I'm using lead. A .454 RB knocked out flat gives just the right size. Bend it to a U-form and cut out for the screw. Lead is the only metal that doesn't get harder from deformation treatment. It also kind of floats under pressure, so you have to re-tighten the cock screw from time to time.
I haven't tried leather. Must do that next session!
There seems to be ongoing controversy about lead or not (and not just in this forum).  Chambers contends that lead flint wrap is bad for his locks & will void the warranty.  From an engineering viewpoint, that's BS, since you're not using lead pipe or roof flashing.  Thin lead wrap (mine, anyway) weigh about 2 grams & there's not a single lock so fragile that that insignificant amount of extra weight will do damage.  BUT they're his locks, his warranty & his rules.  For everyone else, including the British to modern day locks, lead is a viable option. 

I have used lead wrap for many years in my Lyman / Investarms flintlocks & also on a Kettler .62 cal Fusil.  It holds the flint more securely & I don't get chatter marks on the frizzen face that I've seen when using leather as I did in years past.

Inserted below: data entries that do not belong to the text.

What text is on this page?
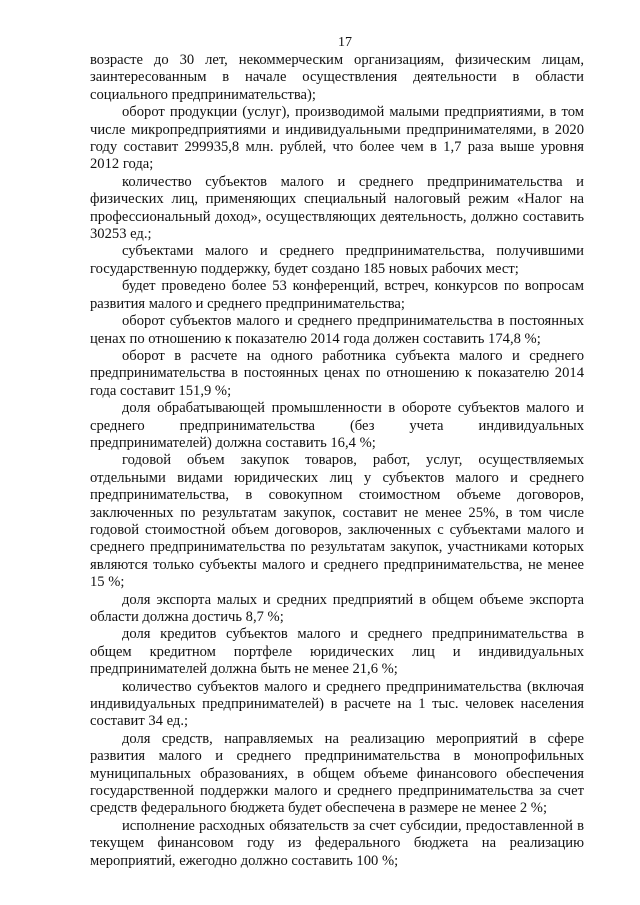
17

возрасте до 30 лет, некоммерческим организациям, физическим лицам, заинтересованным в начале осуществления деятельности в области социального предпринимательства);

оборот продукции (услуг), производимой малыми предприятиями, в том числе микропредприятиями и индивидуальными предпринимателями, в 2020 году составит 299935,8 млн. рублей, что более чем в 1,7 раза выше уровня 2012 года;

количество субъектов малого и среднего предпринимательства и физических лиц, применяющих специальный налоговый режим «Налог на профессиональный доход», осуществляющих деятельность, должно составить 30253 ед.;

субъектами малого и среднего предпринимательства, получившими государственную поддержку, будет создано 185 новых рабочих мест;

будет проведено более 53 конференций, встреч, конкурсов по вопросам развития малого и среднего предпринимательства;

оборот субъектов малого и среднего предпринимательства в постоянных ценах по отношению к показателю 2014 года должен составить 174,8 %;

оборот в расчете на одного работника субъекта малого и среднего предпринимательства в постоянных ценах по отношению к показателю 2014 года составит 151,9 %;

доля обрабатывающей промышленности в обороте субъектов малого и среднего предпринимательства (без учета индивидуальных предпринимателей) должна составить 16,4 %;

годовой объем закупок товаров, работ, услуг, осуществляемых отдельными видами юридических лиц у субъектов малого и среднего предпринимательства, в совокупном стоимостном объеме договоров, заключенных по результатам закупок, составит не менее 25%, в том числе годовой стоимостной объем договоров, заключенных с субъектами малого и среднего предпринимательства по результатам закупок, участниками которых являются только субъекты малого и среднего предпринимательства, не менее 15 %;

доля экспорта малых и средних предприятий в общем объеме экспорта области должна достичь 8,7 %;

доля кредитов субъектов малого и среднего предпринимательства в общем кредитном портфеле юридических лиц и индивидуальных предпринимателей должна быть не менее 21,6 %;

количество субъектов малого и среднего предпринимательства (включая индивидуальных предпринимателей) в расчете на 1 тыс. человек населения составит 34 ед.;

доля средств, направляемых на реализацию мероприятий в сфере развития малого и среднего предпринимательства в монопрофильных муниципальных образованиях, в общем объеме финансового обеспечения государственной поддержки малого и среднего предпринимательства за счет средств федерального бюджета будет обеспечена в размере не менее 2 %;

исполнение расходных обязательств за счет субсидии, предоставленной в текущем финансовом году из федерального бюджета на реализацию мероприятий, ежегодно должно составить 100 %;
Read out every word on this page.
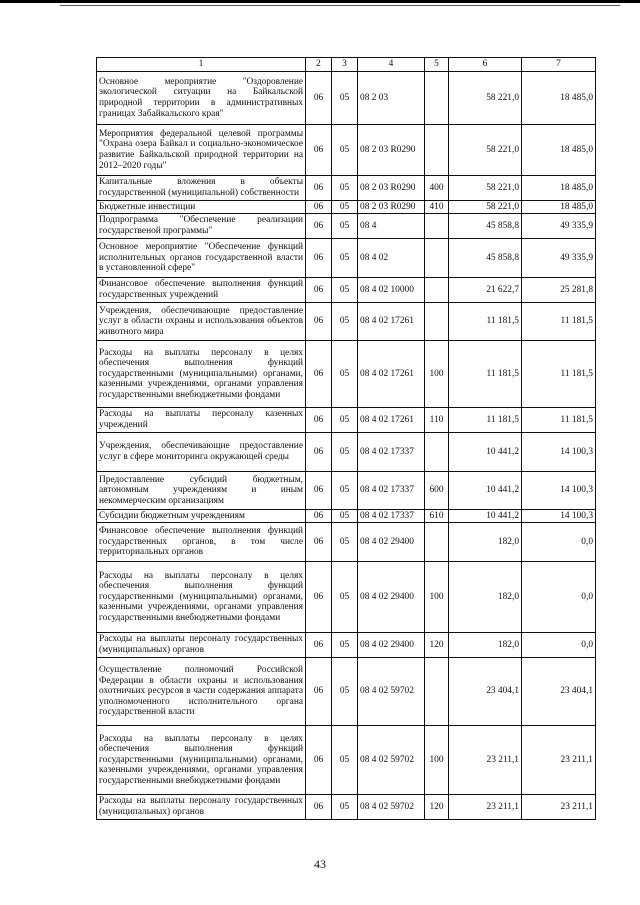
1	2	3	4	5	6	7
Основное мероприятие "Оздоровление экологической ситуации на Байкальской природной территории в административных границах Забайкальского края"	06	05	08 2 03		58 221,0	18 485,0
Мероприятия федеральной целевой программы "Охрана озера Байкал и социально-экономическое развитие Байкальской природной территории на 2012–2020 годы"	06	05	08 2 03 R0290		58 221,0	18 485,0
Капитальные вложения в объекты государственной (муниципальной) собственности	06	05	08 2 03 R0290	400	58 221,0	18 485,0
Бюджетные инвестиции	06	05	08 2 03 R0290	410	58 221,0	18 485,0
Подпрограмма "Обеспечение реализации государственой программы"	06	05	08 4		45 858,8	49 335,9
Основное мероприятие "Обеспечение функций исполнительных органов государственной власти в установленной сфере"	06	05	08 4 02		45 858,8	49 335,9
Финансовое обеспечение выполнения функций государственных учреждений	06	05	08 4 02 10000		21 622,7	25 281,8
Учреждения, обеспечивающие предоставление услуг в области охраны и использования объектов животного мира	06	05	08 4 02 17261		11 181,5	11 181,5
Расходы на выплаты персоналу в целях обеспечения выполнения функций государственными (муниципальными) органами, казенными учреждениями, органами управления государственными внебюджетными фондами	06	05	08 4 02 17261	100	11 181,5	11 181,5
Расходы на выплаты персоналу казенных учреждений	06	05	08 4 02 17261	110	11 181,5	11 181,5
Учреждения, обеспечивающие предоставление услуг в сфере мониторинга окружающей среды	06	05	08 4 02 17337		10 441,2	14 100,3
Предоставление субсидий бюджетным, автономным учреждениям и иным некоммерческим организациям	06	05	08 4 02 17337	600	10 441,2	14 100,3
Субсидии бюджетным учреждениям	06	05	08 4 02 17337	610	10 441,2	14 100,3
Финансовое обеспечение выполнения функций государственных органов, в том числе территориальных органов	06	05	08 4 02 29400		182,0	0,0
Расходы на выплаты персоналу в целях обеспечения выполнения функций государственными (муниципальными) органами, казенными учреждениями, органами управления государственными внебюджетными фондами	06	05	08 4 02 29400	100	182,0	0,0
Расходы на выплаты персоналу государственных (муниципальных) органов	06	05	08 4 02 29400	120	182,0	0,0
Осуществление полномочий Российской Федерации в области охраны и использования охотничьих ресурсов в части содержания аппарата уполномоченного исполнительного органа государственной власти	06	05	08 4 02 59702		23 404,1	23 404,1
Расходы на выплаты персоналу в целях обеспечения выполнения функций государственными (муниципальными) органами, казенными учреждениями, органами управления государственными внебюджетными фондами	06	05	08 4 02 59702	100	23 211,1	23 211,1
Расходы на выплаты персоналу государственных (муниципальных) органов	06	05	08 4 02 59702	120	23 211,1	23 211,1
43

I learned the basics of flintlock handling years ago from an old guy who brought an armload of flint rifles out to shoot.  I thought he was a gunmaker testing his product before delivery to a customer, since he never had the same rifle to shoot at every subsequent range session.  Ends up they were all originals from a family legacy collection passed down thru generations.  He said that he hated to change flints.  Seems in his great grandfathers' day when many of these rifles were built, a local gunsmith would change out flints.  The procedure involved boiling the leather wrap, wrapping it around the flint, then clamping it into the cock jaws.  He said he had a musket & shotgun that used lead wrap, but those had larger locks.

I've heard also of folks using hot glue guns to glue leather into place, especially to secure irregularly-shaped flints.  I've made it a point to only use flat flints without a hump.  they position better and clamp more securely.